Our temporal analysis of the news-seeking account reveals a further pattern (Figure 3). Early in the observation, the news-seeking account received comparatively more content from legacy news and independent commentators. Over the 11 days, these declined and content from non-political influencers, citizens, and political parties and politicians increased. Northwestern University academics found that TikTok algorithms avoid recommending news even when users provide strong news interest signals. Our data extend this finding by showing that the degree of that under-recommendation may worsen over time.
Three implications follow from these findings. First, TikTok’s algorithmic logic creates a two-tier news information environment. Users already disengaged from news and politics receive significantly less election content, while engaged users receive substantially more. Unlike public broadcasting, the platform imposes no civic information floor, risking a deepening of existing news exposure gaps and participation.

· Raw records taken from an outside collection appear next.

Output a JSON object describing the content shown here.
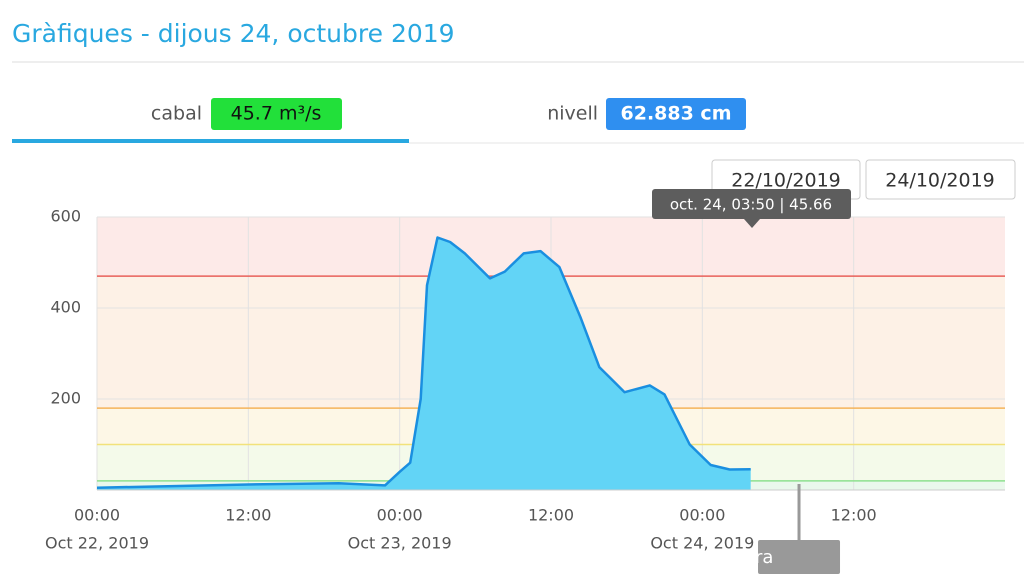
{
  "header": {
    "title": "Gràfiques - dijous 24, octubre 2019"
  },
  "tabs": [
    {
      "label": "cabal",
      "badge": "45.7 m³/s",
      "badge_color": "#22e03a"
    },
    {
      "label": "nivell",
      "badge": "62.883 cm",
      "badge_color": "#2f8ff0"
    }
  ],
  "date_range": {
    "from": "22/10/2019",
    "to": "24/10/2019"
  },
  "tooltip": "oct. 24, 03:50 | 45.66",
  "chart_data": {
    "type": "area",
    "x": [
      "2019-10-22T00:00",
      "2019-10-22T12:00",
      "2019-10-22T19:10",
      "2019-10-22T22:50",
      "2019-10-23T00:00",
      "2019-10-23T00:50",
      "2019-10-23T01:40",
      "2019-10-23T02:10",
      "2019-10-23T03:00",
      "2019-10-23T04:00",
      "2019-10-23T05:10",
      "2019-10-23T07:10",
      "2019-10-23T08:20",
      "2019-10-23T09:50",
      "2019-10-23T11:10",
      "2019-10-23T12:40",
      "2019-10-23T14:20",
      "2019-10-23T15:50",
      "2019-10-23T17:50",
      "2019-10-23T19:50",
      "2019-10-23T21:00",
      "2019-10-23T23:00",
      "2019-10-24T00:40",
      "2019-10-24T02:10",
      "2019-10-24T03:50"
    ],
    "series": [
      {
        "name": "cabal",
        "color": "#1a8fe0",
        "fill": "#62d4f6",
        "values": [
          5,
          12,
          15,
          10,
          40,
          60,
          200,
          450,
          555,
          545,
          520,
          465,
          480,
          520,
          525,
          490,
          380,
          270,
          215,
          230,
          210,
          100,
          55,
          45,
          45.66
        ]
      }
    ],
    "xlim": [
      "2019-10-22T00:00",
      "2019-10-25T00:00"
    ],
    "xticks": [
      {
        "value": "2019-10-22T00:00",
        "label": "00:00",
        "date_label": "Oct 22, 2019"
      },
      {
        "value": "2019-10-22T12:00",
        "label": "12:00"
      },
      {
        "value": "2019-10-23T00:00",
        "label": "00:00",
        "date_label": "Oct 23, 2019"
      },
      {
        "value": "2019-10-23T12:00",
        "label": "12:00"
      },
      {
        "value": "2019-10-24T00:00",
        "label": "00:00",
        "date_label": "Oct 24, 2019"
      },
      {
        "value": "2019-10-24T12:00",
        "label": "12:00"
      }
    ],
    "ylim": [
      0,
      600
    ],
    "yticks": [
      200,
      400,
      600
    ],
    "grid": true,
    "thresholds": [
      {
        "value": 20,
        "color": "#8ee08e",
        "band": "#eaf8ec"
      },
      {
        "value": 100,
        "color": "#f2e27a",
        "band": "#f4faea"
      },
      {
        "value": 180,
        "color": "#f5b35a",
        "band": "#fdf7e6"
      },
      {
        "value": 470,
        "color": "#e8605a",
        "band": "#fdf1e6"
      }
    ],
    "top_band": "#fdeae8",
    "now_marker": {
      "x": "2019-10-24T07:40",
      "label": "Ara"
    }
  }
}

Second, source quality is systematically deprioritised for both accounts. Content from sources operating without editorial oversight or institutional accountability consistently outranked established news organisations, even for users who sought it out. This suggests that news exposure is not simply a matter of audience preferences. It reflects an algorithmic logic that optimises for engagement than source credibility.
Third, the temporal shift in recommendation suggests TikTok is not a stable channel for credible news exposure during elections. Even for a news-seeking user, the FYP algorithm drifts over time from recommending institutional sources and toward more alternative, independent sources. News outlets invested in TikTok as a news distribution channel should be aware that algorithms may undermine their reach.
These findings should be interpreted as indicative rather than generalisable, given the exploratory nature of this study and limited sample size. Future research with larger, more demographically diverse account panels and longer observation windows would help establish the robustness of these patterns.
What’s at stake? Our data suggest that a news-averting Scottish voter could have encountered little election content through their TikTok FYP during the 2026 Scottish election. Even a news-seeking Scottish voter could have encountered fewer traditionally credible sources of election content through their FYP. This reflects that in the platform age, the gatekeeping function once exercised by professional journalism has been delegated to algorithms operating without public interest obligations. How regulators and public digital literacy efforts respond to this will be one of the defining questions of the coming decade.